Controlling The Message: One Year Under Rahm
By Chuck Sudo in News on May 16, 2012 9:15PM
AP Photo/Charles Rex Arbogast
Has he been mayor a year already? Cheezis! But it was on a day like today (but about 10 degrees cooler) when Rahm Emanuel proclaimed a new era in Chicago's history.
"Today is your day" he said before a crowd of Chicagoans at Millennium Park that came out to celebrate his day. What have we learned about Emanuel in the past 365 days?
We've learned his administration has an astounding capacity for message control and discipline. The general promises of not doing business as usual at City Hall, "securing Chicago's future," looking out for the "taxpayer," and touting Chicago as a "world-class city" remained unchanged as Candidate Emanuel emerged from his cocoon as the new Elective Majesty. The emails from Mayor's Press Office arrive in the inboxes of Our Town's media with the consistency and frequency we wished trains would arrive.
And Emanuel zips across town to media opportunities like a hyperactive child, repeating how this is the greatest city in the world and how rebuilding it is a team effort.
That's nice and well, but our concerns are with the roadmap. Rahm Emanuel vowed to usher in an unprecedented era of transparency in government and got off to a good start with the launch of the City's Open Data Portal. Of course, that commitment to transparency stopped when it came to some of his own actions. One of the major concerns of the new Chicago Infrastructure Trust is its incorporation as a 501(c)3 nonprofit organization, thereby ensuring it isn't subject to Freedom of Information Act requests and the Open Meetings Act. The Trust, which will leverage private financing to repair the city's crumbling infrastructure, has the aldermen who voted against it concerned that Emanuel is doubling down on privatization snafus like his Richard M. Daley's parking meter lease.

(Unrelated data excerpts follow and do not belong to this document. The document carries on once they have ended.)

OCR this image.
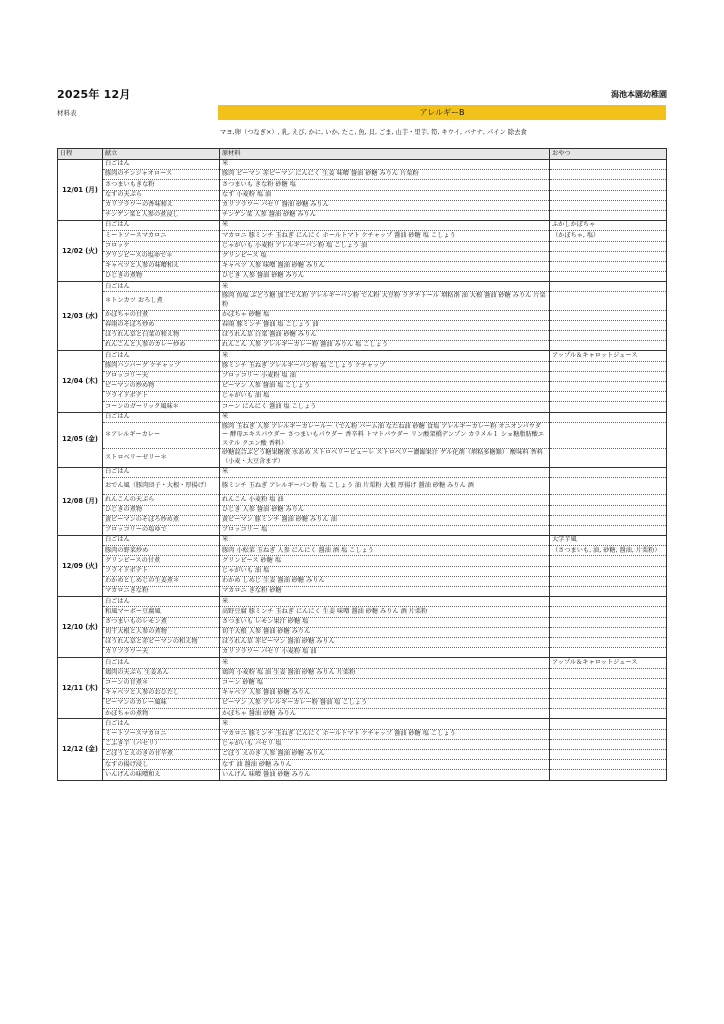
2025年 12月	潟池本園幼稚園
材料表	アレルギーB
マヨ,卵（つなぎ×）, 乳, えび, かに, いか, たこ, 魚, 貝, ごま, 山芋・里芋, 筍, キウイ, バナナ, パイン 除去食
日程	献立	原材料	おやつ
12/01 (月)	白ごはん	米	
	豚肉のチンジャオロース	豚肉 ピーマン 赤ピーマン にんにく 生姜 味噌 醤油 砂糖 みりん 片栗粉	
	さつまいもきな粉	さつまいも きな粉 砂糖 塩	
	なすの天ぷら	なす 小麦粉 塩 油	
	カリフラワーの香味和え	カリフラワー パセリ 醤油 砂糖 みりん	
	チンゲン菜と人参の煮浸し	チンゲン菜 人参 醤油 砂糖 みりん	
12/02 (火)	白ごはん	米	ふかしかぼちゃ
	ミートソースマカロニ	マカロニ 豚ミンチ 玉ねぎ にんにく ホールトマト ケチャップ 醤油 砂糖 塩 こしょう	（かぼちゃ, 塩）
	コロッケ	じゃがいも 小麦粉 アレルギーパン粉 塩 こしょう 油	
	グリンピースの塩ゆで＊	グリンピース 塩	
	キャベツと人参の味噌和え	キャベツ 人参 味噌 醤油 砂糖 みりん	
	ひじきの煮物	ひじき 人参 醤油 砂糖 みりん	
12/03 (水)	白ごはん	米	
	＊トンカツ おろし煮	豚肉 魚塩 ぶどう糖 加工でん粉 アレルギーパン粉 でん粉 大豆粉 ラクチトール 増粘剤 油 大根 醤油 砂糖 みりん 片栗粉	
	かぼちゃの甘煮	かぼちゃ 砂糖 塩	
	春雨のそぼろ炒め	春雨 豚ミンチ 醤油 塩 こしょう 油	
	ほうれん草と白菜の和え物	ほうれん草 白菜 醤油 砂糖 みりん	
	れんこんと人参のカレー炒め	れんこん 人参 アレルギーカレー粉 醤油 みりん 塩 こしょう	
12/04 (木)	白ごはん	米	アップル＆キャロットジュース
	豚肉ハンバーグ ケチャップ	豚ミンチ 玉ねぎ アレルギーパン粉 塩 こしょう ケチャップ	
	ブロッコリー天	ブロッコリー 小麦粉 塩 油	
	ピーマンの炒め物	ピーマン 人参 醤油 塩 こしょう	
	フライドポテト	じゃがいも 油 塩	
	コーンのガーリック風味＊	コーン にんにく 醤油 塩 こしょう	
12/05 (金)	白ごはん	米	
	＊アレルギーカレー	豚肉 玉ねぎ 人参 アレルギーカレールー（でん粉 パーム油 なたね油 砂糖 食塩 アレルギーカレー粉 オニオンパウダー 酵母エキスパウダー さつまいもパウダー 香辛料 トマトパウダー リン酸架橋デンプン カラメル１ ショ糖脂肪酸エステル クエン酸 香料）	
	ストロベリーゼリー＊	砂糖混合ぶどう糖果糖液 水あめ ストロベリーピューレ ストロベリー濃縮果汁 ゲル化剤（増粘多糖類） 酸味料 香料（小麦・大豆含まず）	
12/08 (月)	白ごはん	米	
	おでん風（豚肉団子・大根・厚揚げ）	豚ミンチ 玉ねぎ アレルギーパン粉 塩 こしょう 油 片栗粉 大根 厚揚げ 醤油 砂糖 みりん 酒	
	れんこんの天ぷら	れんこん 小麦粉 塩 油	
	ひじきの煮物	ひじき 人参 醤油 砂糖 みりん	
	黄ピーマンのそぼろ炒め煮	黄ピーマン 豚ミンチ 醤油 砂糖 みりん 油	
	ブロッコリーの塩ゆで	ブロッコリー 塩	
12/09 (火)	白ごはん	米	大学芋風
	豚肉の野菜炒め	豚肉 小松菜 玉ねぎ 人参 にんにく 醤油 酒 塩 こしょう	（さつまいも, 油, 砂糖, 醤油, 片栗粉）
	グリンピースの甘煮	グリンピース 砂糖 塩	
	フライドポテト	じゃがいも 油 塩	
	わかめとしめじの生姜煮＊	わかめ しめじ 生姜 醤油 砂糖 みりん	
	マカロニきな粉	マカロニ きな粉 砂糖	
12/10 (水)	白ごはん	米	
	和風マーボー豆腐風	高野豆腐 豚ミンチ 玉ねぎ にんにく 生姜 味噌 醤油 砂糖 みりん 酒 片栗粉	
	さつまいものレモン煮	さつまいも レモン果汁 砂糖 塩	
	切干大根と人参の煮物	切干大根 人参 醤油 砂糖 みりん	
	ほうれん草と赤ピーマンの和え物	ほうれん草 赤ピーマン 醤油 砂糖 みりん	
	カリフラワー天	カリフラワー パセリ 小麦粉 塩 油	
12/11 (木)	白ごはん	米	アップル＆キャロットジュース
	鶏肉の天ぷら 生姜あん	鶏肉 小麦粉 塩 油 生姜 醤油 砂糖 みりん 片栗粉	
	コーンの甘煮＊	コーン 砂糖 塩	
	キャベツと人参のおひたし	キャベツ 人参 醤油 砂糖 みりん	
	ピーマンのカレー風味	ピーマン 人参 アレルギーカレー粉 醤油 塩 こしょう	
	かぼちゃの煮物	かぼちゃ 醤油 砂糖 みりん	
12/12 (金)	白ごはん	米	
	ミートソースマカロニ	マカロニ 豚ミンチ 玉ねぎ にんにく ホールトマト ケチャップ 醤油 砂糖 塩 こしょう	
	こふき芋（パセリ）	じゃがいも パセリ 塩	
	ごぼうとえのきの甘辛煮	ごぼう えのき 人参 醤油 砂糖 みりん	
	なすの揚げ浸し	なす 油 醤油 砂糖 みりん	
	いんげんの味噌和え	いんげん 味噌 醤油 砂糖 みりん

Let's use that as a segue, shall we? On Inauguration Day Emanuel went out of the way to praise Daley as he headed out the door. Since then, Emanuel has made sure to remind us all that he's inherited pension funds that are nigh-insolvent, labor deals heavy on furlough days, crumbling infrastructure, and an angry electorate that finally understood what a slush fund Richard M. Daley had under his control with tax increment financing districts.
Emanuel soon discovered that City Council will support his measures, so long as he scratches their backs. Some of his measures don't pass by the unanimous votes Daley enjoyed for over two decades, but Emanuel quickly showed the Art of the Beltway Deal also worked in the Council chambers. He hit the ground running on collective bargaining and took a hardline stance with labor unions, winning some victories on new labor deals, while other unions brace for the worst. He passed a budget that didn't raise property taxes, but does nickel and dime you with fines and fees.
Even with all that message discipline, there's some tarnish to Emanuel's glow forming. A Chicago Tribune poll showed 52 percent of respondents were happy with Emanuel's job performance. But his support among African Americans, women and the poor was less. African Americans were one of the voting blocs that helped elect Emanuel to office, but the first group to hold his feet to the fire.
Respondents to the Tribune's poll were also divided as to whether Emanuel is ushering a period of reform in local government. After a year, Rahm Emanuel is still a mayor whose words are so vague that his actions merit closer scrutiny.